Ich denke, mit nicht-invasiven, also die Mumie nicht beschädigenden Methoden, kommen wir zur Zeit nicht wesentlich weiter. Eine DNA-Analyse könnte allenfalls weiterhelfen, allerdings eher bezüglich der Verwandtschaftsverhältnisse von Tutanchamun. Der Leiter der Forschungsgruppe, der Ägypter Dr. Zahi Hawass, meinte anlässlichder Medienkonferenz, weitere Untersuchungen seien unnötig und man sollte den Pharao jetzt «ruhen lassen».

Wie kam es überhaupt dazu, dass Sie als Zürcher Forscher an der Untersuchung teilnehmen konnten?

Das Forschungsteam bestand aus zehn Ägyptern und drei Ausländern – zwei Italiener und ich. Die Ägypter sind vermutlich über wissenschaftliche Publikationen auf mich aufmerksam geworden. Ich hatte bereits meine Dissertation 1998 über die Untersuchung einer altägyptischen Mumie geschrieben und bin Co-Leiter des «Swiss Mummy Project».

Wie lief die Zusammenarbeit im Forschungsteam ab?

Die Computertomographie-Aufnahmen hatten die Ägypter bereits im Januar gemacht. Die Italiener und ich sind erst Anfang März nach Kairo gereist, um die 1700 Aufnahmen zu begutachten. Unser Auftrag war, eine unabhängige Meinung abzugeben. Das Team war sich allerdings dann ziemlich einig mit den Schlussfolgerungen.

Der Pharao wird also in Zukunft in Ruhe gelassen. Wie geht es in Ihrer Forschungstätigkeit weiter?

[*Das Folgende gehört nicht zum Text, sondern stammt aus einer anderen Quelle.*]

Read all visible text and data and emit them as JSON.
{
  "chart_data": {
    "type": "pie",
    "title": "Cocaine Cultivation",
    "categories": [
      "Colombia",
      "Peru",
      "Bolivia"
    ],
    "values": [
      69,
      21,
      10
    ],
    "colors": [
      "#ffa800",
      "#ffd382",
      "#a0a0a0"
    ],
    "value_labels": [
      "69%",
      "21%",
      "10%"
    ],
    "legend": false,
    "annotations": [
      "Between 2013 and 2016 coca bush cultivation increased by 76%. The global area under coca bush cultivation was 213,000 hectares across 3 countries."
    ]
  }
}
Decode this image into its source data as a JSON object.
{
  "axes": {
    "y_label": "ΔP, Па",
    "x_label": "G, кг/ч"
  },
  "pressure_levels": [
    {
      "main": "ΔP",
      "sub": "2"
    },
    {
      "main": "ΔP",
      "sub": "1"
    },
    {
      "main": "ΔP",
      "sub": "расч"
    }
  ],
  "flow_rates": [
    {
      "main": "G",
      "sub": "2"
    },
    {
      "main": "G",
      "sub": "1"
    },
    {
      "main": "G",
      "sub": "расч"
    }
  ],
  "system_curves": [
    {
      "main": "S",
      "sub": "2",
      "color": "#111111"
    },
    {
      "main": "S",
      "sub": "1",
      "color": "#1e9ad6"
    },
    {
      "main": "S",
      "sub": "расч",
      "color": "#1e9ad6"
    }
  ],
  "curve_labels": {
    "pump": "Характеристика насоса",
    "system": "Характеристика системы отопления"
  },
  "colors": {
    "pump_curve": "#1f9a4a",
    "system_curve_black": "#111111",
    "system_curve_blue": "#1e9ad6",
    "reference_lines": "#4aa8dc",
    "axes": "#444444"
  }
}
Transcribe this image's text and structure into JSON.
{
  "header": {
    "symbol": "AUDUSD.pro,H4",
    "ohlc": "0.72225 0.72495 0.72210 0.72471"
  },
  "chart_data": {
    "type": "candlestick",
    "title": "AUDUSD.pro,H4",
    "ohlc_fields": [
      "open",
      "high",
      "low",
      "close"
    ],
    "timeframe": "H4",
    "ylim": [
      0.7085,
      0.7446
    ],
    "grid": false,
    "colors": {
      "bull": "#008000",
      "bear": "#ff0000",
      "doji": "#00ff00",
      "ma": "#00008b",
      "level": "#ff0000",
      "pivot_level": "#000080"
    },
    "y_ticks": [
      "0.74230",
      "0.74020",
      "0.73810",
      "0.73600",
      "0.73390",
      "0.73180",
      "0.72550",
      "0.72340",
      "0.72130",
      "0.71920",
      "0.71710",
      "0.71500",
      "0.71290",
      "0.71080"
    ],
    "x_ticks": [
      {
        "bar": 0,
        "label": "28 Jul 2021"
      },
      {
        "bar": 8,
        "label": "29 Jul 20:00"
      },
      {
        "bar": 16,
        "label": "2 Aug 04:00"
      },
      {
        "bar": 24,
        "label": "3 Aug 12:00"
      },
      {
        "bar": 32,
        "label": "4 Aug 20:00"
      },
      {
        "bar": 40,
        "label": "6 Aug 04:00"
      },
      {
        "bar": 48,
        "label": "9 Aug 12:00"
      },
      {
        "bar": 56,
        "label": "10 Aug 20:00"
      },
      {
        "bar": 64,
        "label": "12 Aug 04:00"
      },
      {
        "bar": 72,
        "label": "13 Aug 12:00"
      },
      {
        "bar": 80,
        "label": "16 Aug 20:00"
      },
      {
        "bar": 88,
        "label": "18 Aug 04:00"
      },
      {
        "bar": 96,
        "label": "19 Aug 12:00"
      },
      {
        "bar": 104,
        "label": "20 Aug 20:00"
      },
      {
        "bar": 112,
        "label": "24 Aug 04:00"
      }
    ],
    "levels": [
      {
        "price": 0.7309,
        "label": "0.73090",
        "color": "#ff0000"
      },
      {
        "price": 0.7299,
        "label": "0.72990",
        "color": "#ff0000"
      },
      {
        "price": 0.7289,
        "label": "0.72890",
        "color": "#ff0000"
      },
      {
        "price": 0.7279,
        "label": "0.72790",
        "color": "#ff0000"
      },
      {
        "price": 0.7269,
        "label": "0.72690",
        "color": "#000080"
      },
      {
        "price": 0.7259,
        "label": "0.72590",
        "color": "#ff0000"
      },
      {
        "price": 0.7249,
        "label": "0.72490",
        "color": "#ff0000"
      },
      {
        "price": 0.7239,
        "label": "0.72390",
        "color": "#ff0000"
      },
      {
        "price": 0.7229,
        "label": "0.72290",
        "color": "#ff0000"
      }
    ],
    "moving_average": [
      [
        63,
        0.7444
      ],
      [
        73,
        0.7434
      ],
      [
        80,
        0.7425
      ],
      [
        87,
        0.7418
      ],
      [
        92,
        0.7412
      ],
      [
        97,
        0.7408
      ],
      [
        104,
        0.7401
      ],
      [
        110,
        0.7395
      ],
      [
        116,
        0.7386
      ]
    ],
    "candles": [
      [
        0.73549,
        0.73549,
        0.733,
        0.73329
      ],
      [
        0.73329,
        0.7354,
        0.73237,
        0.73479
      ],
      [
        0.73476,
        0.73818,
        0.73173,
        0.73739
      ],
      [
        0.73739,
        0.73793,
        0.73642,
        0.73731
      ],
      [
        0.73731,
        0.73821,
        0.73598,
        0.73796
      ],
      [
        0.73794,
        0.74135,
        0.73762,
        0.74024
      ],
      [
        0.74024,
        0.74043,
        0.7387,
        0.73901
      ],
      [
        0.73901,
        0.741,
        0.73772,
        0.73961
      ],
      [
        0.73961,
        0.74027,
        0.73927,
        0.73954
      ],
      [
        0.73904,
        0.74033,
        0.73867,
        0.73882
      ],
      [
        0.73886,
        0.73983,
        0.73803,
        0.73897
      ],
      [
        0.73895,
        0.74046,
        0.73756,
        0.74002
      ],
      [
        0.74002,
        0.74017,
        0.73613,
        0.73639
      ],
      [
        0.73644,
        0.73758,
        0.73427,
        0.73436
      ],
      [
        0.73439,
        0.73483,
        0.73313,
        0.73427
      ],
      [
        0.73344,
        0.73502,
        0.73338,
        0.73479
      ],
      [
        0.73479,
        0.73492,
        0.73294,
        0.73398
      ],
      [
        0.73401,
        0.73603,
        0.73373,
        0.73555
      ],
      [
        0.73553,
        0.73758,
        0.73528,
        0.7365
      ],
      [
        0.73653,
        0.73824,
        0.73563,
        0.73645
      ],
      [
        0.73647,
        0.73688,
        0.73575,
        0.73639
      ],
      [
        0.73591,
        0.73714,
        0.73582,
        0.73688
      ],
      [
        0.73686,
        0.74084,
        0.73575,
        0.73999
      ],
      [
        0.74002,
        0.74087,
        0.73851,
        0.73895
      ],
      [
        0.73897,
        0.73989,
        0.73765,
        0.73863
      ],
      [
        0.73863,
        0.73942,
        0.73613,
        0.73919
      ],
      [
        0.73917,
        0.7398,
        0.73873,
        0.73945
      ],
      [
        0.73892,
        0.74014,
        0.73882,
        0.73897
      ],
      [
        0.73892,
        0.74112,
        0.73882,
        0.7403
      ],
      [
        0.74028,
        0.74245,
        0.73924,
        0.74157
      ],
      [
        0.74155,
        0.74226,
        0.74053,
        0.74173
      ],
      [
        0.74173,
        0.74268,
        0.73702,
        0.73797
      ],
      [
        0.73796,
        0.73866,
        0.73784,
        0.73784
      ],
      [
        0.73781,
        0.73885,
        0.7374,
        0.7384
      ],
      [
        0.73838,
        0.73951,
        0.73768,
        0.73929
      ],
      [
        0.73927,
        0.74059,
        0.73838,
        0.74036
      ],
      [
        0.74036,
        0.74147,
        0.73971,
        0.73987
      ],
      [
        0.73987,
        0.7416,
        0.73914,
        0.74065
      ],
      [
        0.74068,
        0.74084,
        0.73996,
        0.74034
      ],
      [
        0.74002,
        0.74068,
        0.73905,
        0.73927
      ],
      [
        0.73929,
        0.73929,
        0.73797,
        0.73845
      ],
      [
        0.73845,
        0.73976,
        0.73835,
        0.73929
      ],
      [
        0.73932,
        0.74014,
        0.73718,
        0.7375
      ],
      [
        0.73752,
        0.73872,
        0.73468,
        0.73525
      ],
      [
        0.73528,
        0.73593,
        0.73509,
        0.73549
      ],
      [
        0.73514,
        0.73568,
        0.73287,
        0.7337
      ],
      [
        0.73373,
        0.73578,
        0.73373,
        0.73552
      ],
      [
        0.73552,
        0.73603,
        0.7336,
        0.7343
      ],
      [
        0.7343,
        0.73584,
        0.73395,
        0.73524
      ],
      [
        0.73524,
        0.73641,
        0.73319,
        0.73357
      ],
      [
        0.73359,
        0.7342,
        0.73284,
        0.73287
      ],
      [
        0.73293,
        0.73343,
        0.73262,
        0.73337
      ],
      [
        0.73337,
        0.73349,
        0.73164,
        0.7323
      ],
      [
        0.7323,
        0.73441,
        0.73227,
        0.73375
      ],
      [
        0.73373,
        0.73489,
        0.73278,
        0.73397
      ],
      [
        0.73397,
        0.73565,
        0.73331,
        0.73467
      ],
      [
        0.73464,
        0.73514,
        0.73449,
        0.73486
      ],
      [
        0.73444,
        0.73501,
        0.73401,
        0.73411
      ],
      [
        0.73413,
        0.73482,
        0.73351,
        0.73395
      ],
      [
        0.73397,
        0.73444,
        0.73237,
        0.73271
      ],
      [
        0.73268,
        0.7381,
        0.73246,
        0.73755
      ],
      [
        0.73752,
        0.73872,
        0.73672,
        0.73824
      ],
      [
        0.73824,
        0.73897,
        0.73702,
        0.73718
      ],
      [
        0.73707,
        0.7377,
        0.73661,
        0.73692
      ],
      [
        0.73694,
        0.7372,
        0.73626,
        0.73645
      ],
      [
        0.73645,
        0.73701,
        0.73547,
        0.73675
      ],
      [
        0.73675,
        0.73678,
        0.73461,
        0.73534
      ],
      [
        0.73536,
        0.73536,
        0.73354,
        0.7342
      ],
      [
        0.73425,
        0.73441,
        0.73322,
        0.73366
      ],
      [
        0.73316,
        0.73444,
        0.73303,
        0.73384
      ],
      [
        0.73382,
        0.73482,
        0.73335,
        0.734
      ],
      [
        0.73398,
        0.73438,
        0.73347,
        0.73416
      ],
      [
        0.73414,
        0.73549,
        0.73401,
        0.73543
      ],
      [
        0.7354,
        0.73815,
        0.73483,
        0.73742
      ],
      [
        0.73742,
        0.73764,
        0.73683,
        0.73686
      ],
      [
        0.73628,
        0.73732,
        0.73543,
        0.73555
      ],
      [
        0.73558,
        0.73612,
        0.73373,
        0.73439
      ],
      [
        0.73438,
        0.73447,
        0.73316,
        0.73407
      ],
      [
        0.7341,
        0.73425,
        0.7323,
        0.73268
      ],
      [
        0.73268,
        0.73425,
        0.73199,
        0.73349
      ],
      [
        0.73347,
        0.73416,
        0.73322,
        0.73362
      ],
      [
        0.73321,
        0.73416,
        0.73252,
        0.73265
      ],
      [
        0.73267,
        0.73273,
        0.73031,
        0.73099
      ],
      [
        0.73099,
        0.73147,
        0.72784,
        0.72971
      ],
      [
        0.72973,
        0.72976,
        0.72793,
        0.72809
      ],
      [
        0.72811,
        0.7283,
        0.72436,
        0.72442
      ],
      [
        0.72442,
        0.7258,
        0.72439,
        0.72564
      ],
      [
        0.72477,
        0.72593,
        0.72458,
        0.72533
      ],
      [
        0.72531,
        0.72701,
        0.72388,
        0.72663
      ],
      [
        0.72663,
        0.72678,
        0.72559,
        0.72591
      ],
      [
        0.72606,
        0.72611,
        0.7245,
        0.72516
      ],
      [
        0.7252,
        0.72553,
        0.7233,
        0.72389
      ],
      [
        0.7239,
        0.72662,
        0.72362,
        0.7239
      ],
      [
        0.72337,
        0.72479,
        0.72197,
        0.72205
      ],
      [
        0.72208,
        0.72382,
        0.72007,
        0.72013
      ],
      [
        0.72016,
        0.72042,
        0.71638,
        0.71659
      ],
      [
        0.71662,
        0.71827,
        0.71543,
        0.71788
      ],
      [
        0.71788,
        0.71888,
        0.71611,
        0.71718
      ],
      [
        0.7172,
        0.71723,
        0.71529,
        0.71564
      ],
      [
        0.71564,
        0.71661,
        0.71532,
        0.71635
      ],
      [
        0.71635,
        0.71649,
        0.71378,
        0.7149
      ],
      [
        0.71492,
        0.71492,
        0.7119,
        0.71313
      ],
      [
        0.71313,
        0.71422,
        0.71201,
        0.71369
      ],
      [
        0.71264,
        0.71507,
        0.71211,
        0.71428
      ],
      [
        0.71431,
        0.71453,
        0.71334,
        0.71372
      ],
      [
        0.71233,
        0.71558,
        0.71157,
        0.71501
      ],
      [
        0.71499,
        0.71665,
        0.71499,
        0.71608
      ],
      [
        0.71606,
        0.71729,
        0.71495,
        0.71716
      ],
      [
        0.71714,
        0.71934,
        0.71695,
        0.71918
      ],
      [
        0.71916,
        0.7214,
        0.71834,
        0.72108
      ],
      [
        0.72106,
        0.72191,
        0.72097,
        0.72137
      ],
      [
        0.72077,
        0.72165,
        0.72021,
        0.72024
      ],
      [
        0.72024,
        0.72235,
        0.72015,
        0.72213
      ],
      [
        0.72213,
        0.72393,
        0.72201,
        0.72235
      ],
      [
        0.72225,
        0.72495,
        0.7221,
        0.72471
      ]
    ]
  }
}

Ich bin weiterhin mit dem «Swiss Mummy Project» beschäftigt. In diesem Projekt geht es darum, sämtliche altägyptischen Mumien aus Schweizer Museen paläopathologisch, also auf ihre Krankheiten hin, zu untersuchen. Daneben interessieren uns aber auch die damals verwendeteten Techniken der Mumifizierung.

In Arbeit sind zudem nicht-mumienspezifische Forschungsarbeiten, darunter ein Projekt, bei welchem Skelettuntersuchungen und anderes Auskunft geben sollen über den Lebensstandard in der Schweiz des 19. Jahrhunderts. Im April werde ich zudem Oberassistent und im Laufe des Jahres am Anatomischen Institut eine Forschungsgruppe im Bereich der Paläopathologie und angewandten Anatomie aufbauen können. Falls ich wieder einmal die Möglichkeit habe, in Ägypten eine Mumie untersuchen zu helfen, werde ich sicherlich nicht Nein sagen. Spannende Mumien gibt es noch genug.